The 1,500 people who attended the summit came from all walks of life at home and abroad in both the public and the private sectors. They emphasised the need to exchange best practice, simplify and clarify policies and programmes, and engage the community more effectively to establish more sustainable communities. I hope to include some of the lessons from the conference in next week's statement on communities.
I thank my right hon. Friend for his answer. Many cities such as my own, Sheffield, are experiencing a building boom in the centre, as people move to live in the city. However, that throws into sharp relief estates on the outskirts of the city, such as Gleadless valley in my constituency, where although quality of life is improving, there is still some way to go. How will the results of the urban summit help such estates?

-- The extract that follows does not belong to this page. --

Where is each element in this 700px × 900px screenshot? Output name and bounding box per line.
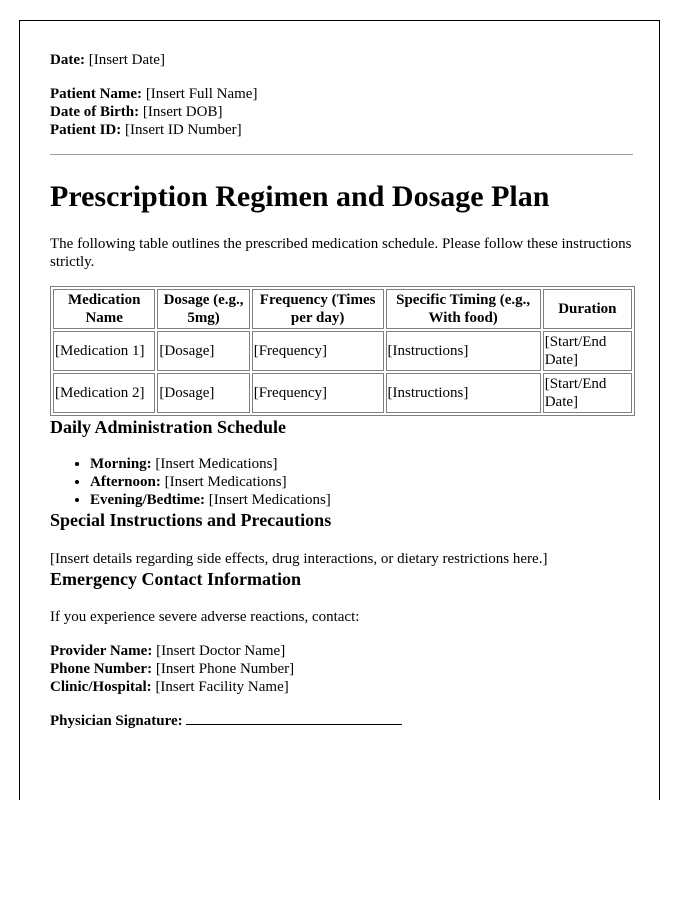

The urban summit made it clear that there are different problems in different areas. The mayor of Milwaukee in the United States talked about how the decline in urban areas had led to many people moving to live outside such areas, which gave rise to a different range of problems. I hope that next week's statement on sustainable communities will contain some ideas about how we can learn from best practice in other countries to improve our communities.
Although I welcome the Deputy Prime Minister throwing his considerable political weight behind the important issue of urban renaissance, may I ask him to call another summit—a rural summit, perhaps in Devon—to examine the also important issue of the crisis in affordable housing to buy and to rent in many parts of rural Britain?
The hon. Gentleman will be aware that my previous Department produced urban and rural White Papers, and the conference covered both of those aspects. We are thinking about having a separate rural conference to meet some of the demands. In my statement on the right to buy, I announced that I would make it much easier for people in the areas to which he refers to get affordable homes.